La famille nombreuse : un modèle à double tranchant

Dans les médias comme au cinéma, le modèle de la famille nombreuse offre une image idéaliste, marquée par les rires, la spontanéité, les échanges entre enfants. Mais derrière ce tableau séduisant se cache une réalité plus nuancée.

À l’occasion de l’événement Goalkeepers, un gala organisé par Melinda et Bill Gates à New York, Emmanuel Macron met les plats dans le plat. Dans le cadre d’un discours sur le développement de l’Afrique, il déclare : « Présentez-moi la femme qui, lorsqu’elle est parfaitement éduquée, a choisi d’avoir 7, 8 ou 9 enfants. » Aussitôt, les internautes apostrophent le président sur les réseaux sociaux, lui reprochant de stigmatiser les familles nombreuses : « ma mère, diplômée de Sciences Po, a eu 8 enfants simplets comme elle puisque j’ai intégré l’ENS à 18 ans – 8e de France au concours que vous avez raté deux fois ». Si le modèle de la famille nombreuse 1 était autrefois valorisé, il est, aujourd’hui, davantage sujet aux critiques. Voyons ensemble les aspects positifs – et aussi plus mitigés – d’un tel mode de vie.

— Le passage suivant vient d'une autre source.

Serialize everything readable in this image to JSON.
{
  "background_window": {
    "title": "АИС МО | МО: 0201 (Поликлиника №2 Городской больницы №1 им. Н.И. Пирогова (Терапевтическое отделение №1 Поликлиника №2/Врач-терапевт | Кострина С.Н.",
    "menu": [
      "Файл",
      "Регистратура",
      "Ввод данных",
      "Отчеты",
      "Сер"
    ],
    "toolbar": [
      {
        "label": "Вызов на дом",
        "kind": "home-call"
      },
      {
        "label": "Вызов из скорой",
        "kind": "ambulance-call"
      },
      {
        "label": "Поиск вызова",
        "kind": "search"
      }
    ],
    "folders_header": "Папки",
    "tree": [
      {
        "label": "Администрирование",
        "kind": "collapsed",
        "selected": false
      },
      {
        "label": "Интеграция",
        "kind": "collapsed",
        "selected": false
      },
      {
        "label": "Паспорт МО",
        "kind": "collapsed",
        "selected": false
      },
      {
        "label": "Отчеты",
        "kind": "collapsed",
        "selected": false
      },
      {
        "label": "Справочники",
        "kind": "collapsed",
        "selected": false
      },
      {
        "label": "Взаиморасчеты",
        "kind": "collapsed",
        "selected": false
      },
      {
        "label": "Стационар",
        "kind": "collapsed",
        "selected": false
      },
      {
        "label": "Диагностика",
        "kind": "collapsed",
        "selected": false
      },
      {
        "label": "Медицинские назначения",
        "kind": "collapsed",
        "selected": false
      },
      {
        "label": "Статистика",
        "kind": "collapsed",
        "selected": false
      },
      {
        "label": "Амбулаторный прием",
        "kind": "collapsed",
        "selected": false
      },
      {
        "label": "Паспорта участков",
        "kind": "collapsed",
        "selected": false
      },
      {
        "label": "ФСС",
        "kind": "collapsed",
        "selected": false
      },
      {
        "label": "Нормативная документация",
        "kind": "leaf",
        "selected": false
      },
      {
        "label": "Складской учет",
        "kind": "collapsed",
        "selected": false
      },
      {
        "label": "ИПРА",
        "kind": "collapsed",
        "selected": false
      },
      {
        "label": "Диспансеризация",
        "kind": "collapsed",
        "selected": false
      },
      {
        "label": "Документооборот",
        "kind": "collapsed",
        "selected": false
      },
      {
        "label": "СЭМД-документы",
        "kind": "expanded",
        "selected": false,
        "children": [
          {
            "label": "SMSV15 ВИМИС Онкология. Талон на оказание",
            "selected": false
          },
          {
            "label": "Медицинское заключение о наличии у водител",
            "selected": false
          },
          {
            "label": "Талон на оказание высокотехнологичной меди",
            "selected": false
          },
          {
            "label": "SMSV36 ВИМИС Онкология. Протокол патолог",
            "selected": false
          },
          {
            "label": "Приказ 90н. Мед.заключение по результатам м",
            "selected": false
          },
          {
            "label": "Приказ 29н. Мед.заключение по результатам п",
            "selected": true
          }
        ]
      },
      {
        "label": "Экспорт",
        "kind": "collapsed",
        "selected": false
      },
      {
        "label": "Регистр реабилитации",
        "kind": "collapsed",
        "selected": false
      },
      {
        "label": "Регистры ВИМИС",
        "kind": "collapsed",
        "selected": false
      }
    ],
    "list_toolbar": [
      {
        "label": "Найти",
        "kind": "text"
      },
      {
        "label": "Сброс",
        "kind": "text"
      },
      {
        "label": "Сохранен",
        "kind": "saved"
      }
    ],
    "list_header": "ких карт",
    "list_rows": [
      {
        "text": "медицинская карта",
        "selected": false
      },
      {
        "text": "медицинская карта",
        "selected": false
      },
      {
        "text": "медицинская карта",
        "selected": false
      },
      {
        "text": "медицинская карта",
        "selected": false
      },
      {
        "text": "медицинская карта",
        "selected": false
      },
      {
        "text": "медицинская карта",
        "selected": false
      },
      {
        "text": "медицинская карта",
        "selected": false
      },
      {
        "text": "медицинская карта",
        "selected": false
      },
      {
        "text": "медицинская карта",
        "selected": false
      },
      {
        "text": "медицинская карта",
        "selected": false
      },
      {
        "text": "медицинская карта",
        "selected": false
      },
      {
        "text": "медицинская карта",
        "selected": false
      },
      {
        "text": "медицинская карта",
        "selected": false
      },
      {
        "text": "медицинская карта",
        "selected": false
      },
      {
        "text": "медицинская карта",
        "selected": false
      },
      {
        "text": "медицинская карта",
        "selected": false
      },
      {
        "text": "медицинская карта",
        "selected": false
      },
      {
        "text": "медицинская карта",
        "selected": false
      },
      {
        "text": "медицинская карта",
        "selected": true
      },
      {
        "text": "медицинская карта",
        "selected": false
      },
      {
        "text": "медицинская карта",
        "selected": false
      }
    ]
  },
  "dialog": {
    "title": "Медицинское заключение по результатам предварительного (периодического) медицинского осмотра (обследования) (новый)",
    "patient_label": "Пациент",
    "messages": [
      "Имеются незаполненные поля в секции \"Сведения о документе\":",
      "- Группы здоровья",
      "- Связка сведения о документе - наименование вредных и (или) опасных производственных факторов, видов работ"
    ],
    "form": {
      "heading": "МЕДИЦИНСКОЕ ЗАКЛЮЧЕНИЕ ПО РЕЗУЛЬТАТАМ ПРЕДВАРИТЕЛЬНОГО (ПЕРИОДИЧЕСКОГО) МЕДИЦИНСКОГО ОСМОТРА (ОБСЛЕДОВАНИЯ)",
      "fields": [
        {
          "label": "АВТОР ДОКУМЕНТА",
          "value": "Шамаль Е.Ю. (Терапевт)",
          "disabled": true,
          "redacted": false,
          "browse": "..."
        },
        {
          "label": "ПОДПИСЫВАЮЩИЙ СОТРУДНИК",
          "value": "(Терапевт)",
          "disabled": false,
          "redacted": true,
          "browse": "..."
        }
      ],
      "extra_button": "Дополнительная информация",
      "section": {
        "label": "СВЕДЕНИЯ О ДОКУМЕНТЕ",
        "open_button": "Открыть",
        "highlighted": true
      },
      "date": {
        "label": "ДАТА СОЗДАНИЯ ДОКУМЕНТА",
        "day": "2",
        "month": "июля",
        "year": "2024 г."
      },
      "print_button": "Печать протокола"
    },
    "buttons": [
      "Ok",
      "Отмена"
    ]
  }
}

Une sociabilisation précoce

À cause du manque de disponibilité de leurs parents, les enfants de familles nombreuses gagnent plus rapidement en autonomie (comme s’habiller seul ou mettre la table). Les aînés développent quant à eux une compétence toute particulière pour le soin aux jeunes enfants, notamment pour les filles. Ce rôle de « deuxième maman » peut, dans certaines familles, se révéler très gratifiant et encourageant. De plus, la présence permanente d’autres enfants représente une forme de stimulation sociale appréciée : « J’avais mes copines à l’école avec qui ça se passait très bien, mais je les ai jamais vraiment invitées à la maison (…) J’ai toujours trouvé que la famille suffisait (…). J’étais bien chez moi » 2. Toutefois, détrompez-vous, un nombre important d’enfants n’induit pas nécessairement une entente conviviale au sein de la fratrie. Ce serait trop simple ! Arnaud Régnier-Loillier, docteur en sociologie et chercheur à l’Institut national d’études démographiques (INED), rappelle que la qualité des relations avec ses frères et sœurs dépend « du rang de la fratrie, de l’âge de chacun ou plus généralement de l’environnement familial au sens large – tels que la qualité de la relation entre les parents ou le niveau de vie du ménage, par exemple ».